Clindamycin : This potent lincosamide antibiotic is similar in mechanism of action (inhibits protein synthesis by binding to 50S ribosome) and spectrum of activity to erythromycin with which it exhibits partial cross resistance.


LINCOSAMIDE ANTIBIOTICS

 

Clindamycin

 

This potent lincosamide antibiotic is similar in mechanism of action (inhibits protein synthesis by binding to 50S ribosome) and spectrum of activity to erythromycin with which it exhibits partial cross resistance. Modification of the ribosomal binding site by constitutive methylase enzyme confirs resistance to both. It inhibits most gram-positive cocci (including penicillinase producing Staph., but not MRSA), C. diphtheriae, Nocardia, Actinomyces, Toxoplasma, but the distinctive feature is its high activity against a variety of anaerobes, especially Bact. fragilis. Aerobic gram-negative bacilli, spirochetes, Chlamydia, Mycoplasma and Rickettsia are not affected.

 

Oral absorption of clindamycin is good. It penetrates into most skeletal and soft tissues, but not in brain and CSF; accumulates in neutrophils and macrophages. It is largely metabolized and metabolites are excreted in urine and bile. The t½ is 3 hr.

 

Side effects are rashes, urticaria, abdominal pain, but the major problem is diarrhoea and pseudomembranous enterocolitis due to Clostridium difficile superinfection which is potentially fatal. The drug should be promptly stopped and metronidazole (alternatively vancomycin) given to treat it.

 

Because of potential toxicity, use of clindamycin is restricted to anaerobic and mixed infections, especially by Bact. fragilis causing abdominal, pelvic and lung abscesses.
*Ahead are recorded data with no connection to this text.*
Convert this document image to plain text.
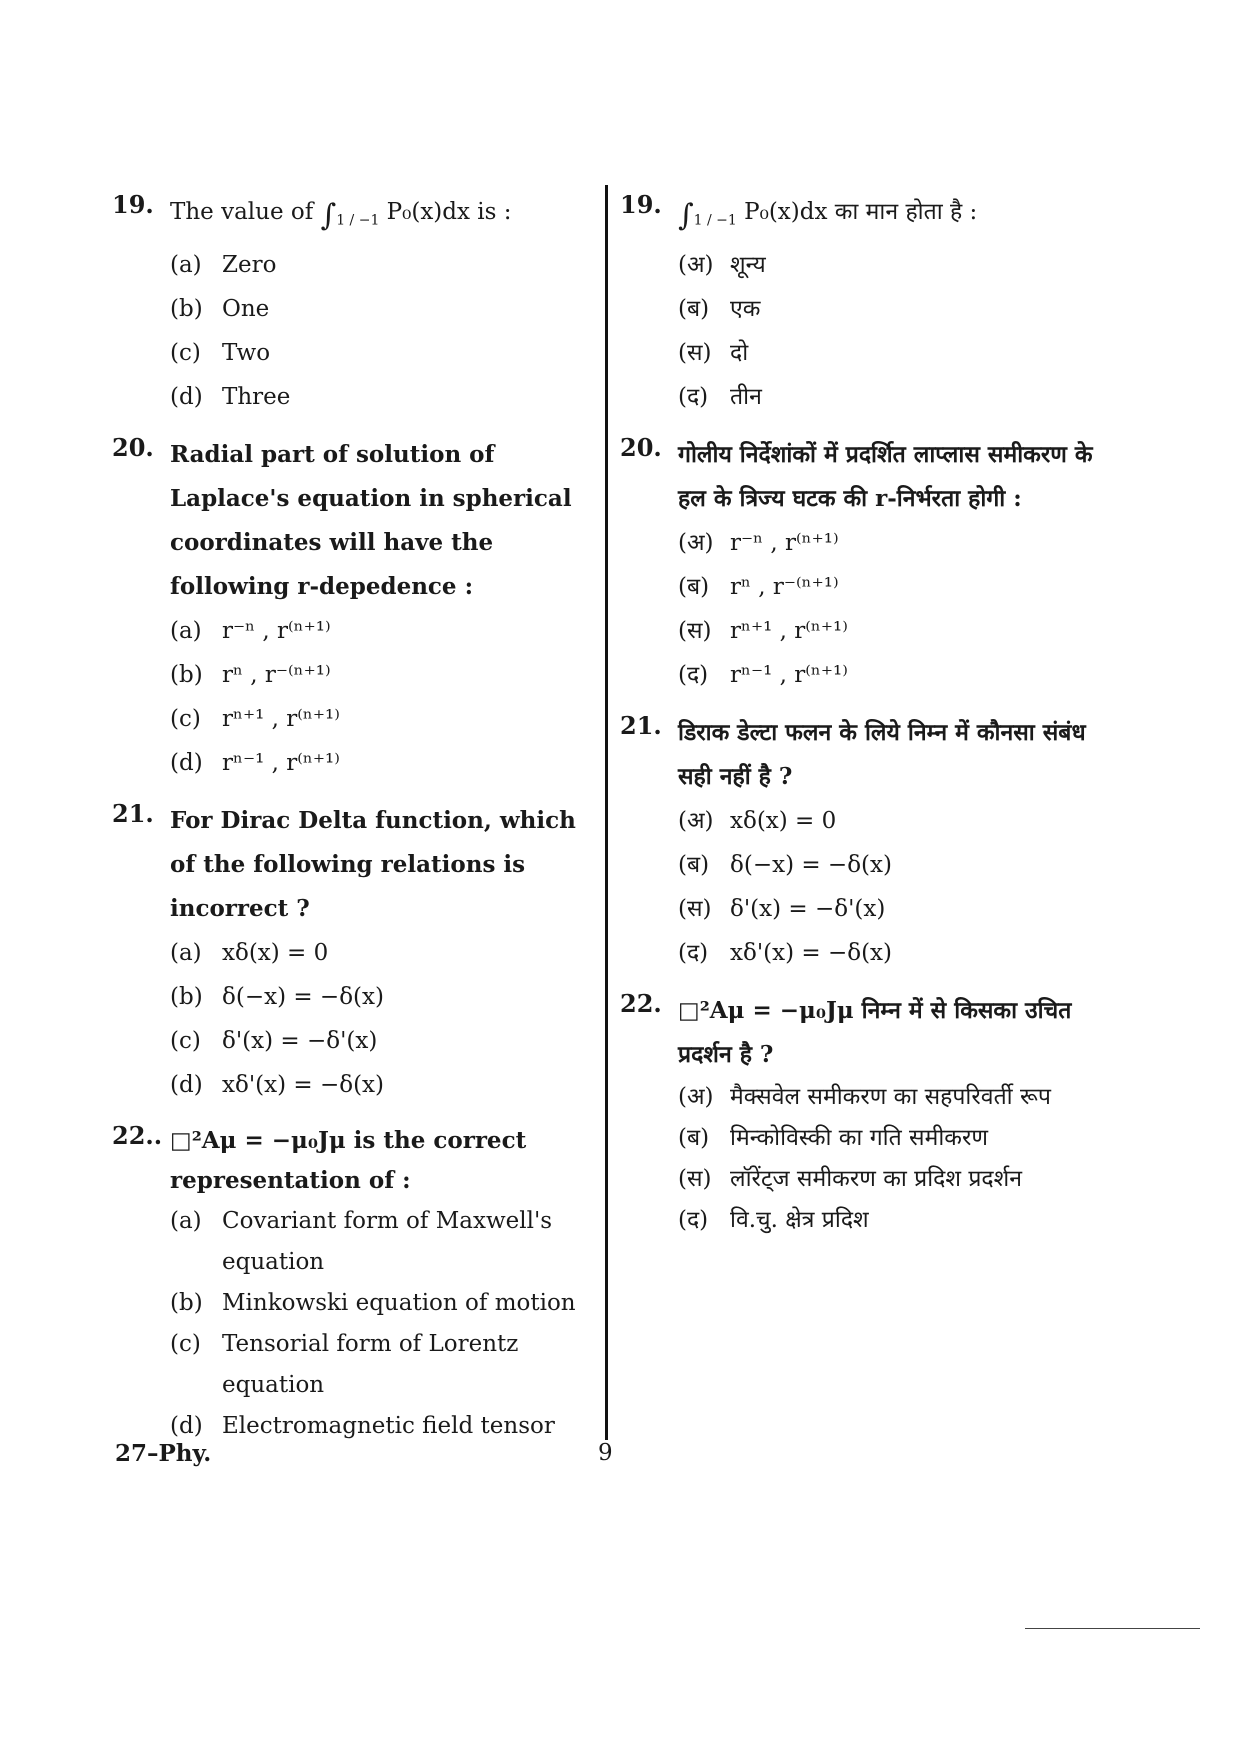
19. The value of $\int_{1 / -1}$ P₀(x)dx is :
(a) Zero
(b) One
(c) Two
(d) Three
20. Radial part of solution of Laplace's equation in spherical coordinates will have the following r-depedence :
(a) r⁻ⁿ , r⁽ⁿ⁺¹⁾
(b) rⁿ , r⁻⁽ⁿ⁺¹⁾
(c) rⁿ⁺¹ , r⁽ⁿ⁺¹⁾
(d) rⁿ⁻¹ , r⁽ⁿ⁺¹⁾
21. For Dirac Delta function, which of the following relations is incorrect ?
(a) xδ(x) = 0
(b) δ(−x) = −δ(x)
(c) δ'(x) = −δ'(x)
(d) xδ'(x) = −δ(x)
22.. □²Aμ = −μ₀Jμ is the correct representation of :
(a) Covariant form of Maxwell's equation
(b) Minkowski equation of motion
(c) Tensorial form of Lorentz equation
(d) Electromagnetic field tensor
19. $\int_{1 / -1}$ P₀(x)dx का मान होता है :
(अ) शून्य
(ब) एक
(स) दो
(द) तीन
20. गोलीय निर्देशांकों में प्रदर्शित लाप्लास समीकरण के हल के त्रिज्य घटक की r-निर्भरता होगी :
(अ) r⁻ⁿ , r⁽ⁿ⁺¹⁾
(ब) rⁿ , r⁻⁽ⁿ⁺¹⁾
(स) rⁿ⁺¹ , r⁽ⁿ⁺¹⁾
(द) rⁿ⁻¹ , r⁽ⁿ⁺¹⁾
21. डिराक डेल्टा फलन के लिये निम्न में कौनसा संबंध सही नहीं है ?
(अ) xδ(x) = 0
(ब) δ(−x) = −δ(x)
(स) δ'(x) = −δ'(x)
(द) xδ'(x) = −δ(x)
22. □²Aμ = −μ₀Jμ निम्न में से किसका उचित प्रदर्शन है ?
(अ) मैक्सवेल समीकरण का सहपरिवर्ती रूप
(ब) मिन्कोविस्की का गति समीकरण
(स) लॉरेंट्ज समीकरण का प्रदिश प्रदर्शन
(द) वि.चु. क्षेत्र प्रदिश
27–Phy.	9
It is generally combined with an aminoglycoside or cephalosporin. Metronidazole and chloramphenicol are the alternatives to clindamycin for covering the anaerobes. Anaerobic streptococcal and Cl. perfringens infections and those involving bone and joints respond well. It has also been employed for prophylaxis of endocarditis in penicillin allergic patients with valvular defects who undergo dental surgery, as well as to prevent surgical site infection in colorectal/pelvic surgery.

 

In AIDS patients, it has been combined with pyrimethamine for toxoplasmosis and with primaquine for Pneumocystis jiroveci pneumonia. Topically it can be used for infected acne vulgaris.

 

Clindamycin, erythromycin and chloramphenicol can exhibit mutual antagonism, probably because their ribosomal binding sites are proximal; binding of one hinders access of the other to its target site. Clindamycin weakly potentiates neuromuscular blockers.

 

Dose: 150–300 mg QID oral; 200–600 mg i.v. 8 hourly; DALCAP 150 mg cap; CLINCIN 150, 300 mg cap; DALCIN 150, 300 mg cap, 300 mg/2 ml and 600 mg/ 4 ml inj.

 

 

Lincomycin

 

It is the forerunner of clindamycin; has similar antibacterial and toxic properties, but is less potent and produces a higher incidence of diarrhoea and colitis—deaths have occurred. Thus, it has been largely replaced by clindamycin. It is absorbed orally and excreted mainly in bile; plasma t½ 5 hrs.

 

Dose: 500 mg TDSQID oral; 600 mg i.m. or by i.v. infusion 6–12 hrly.

 

LINCOCIN 500 mg cap, 600 mg/2 ml inj; LYNX 250, 500 mg cap, 125 mg/5 ml syr, 300 mg/ml inj in 1, 2 ml amp.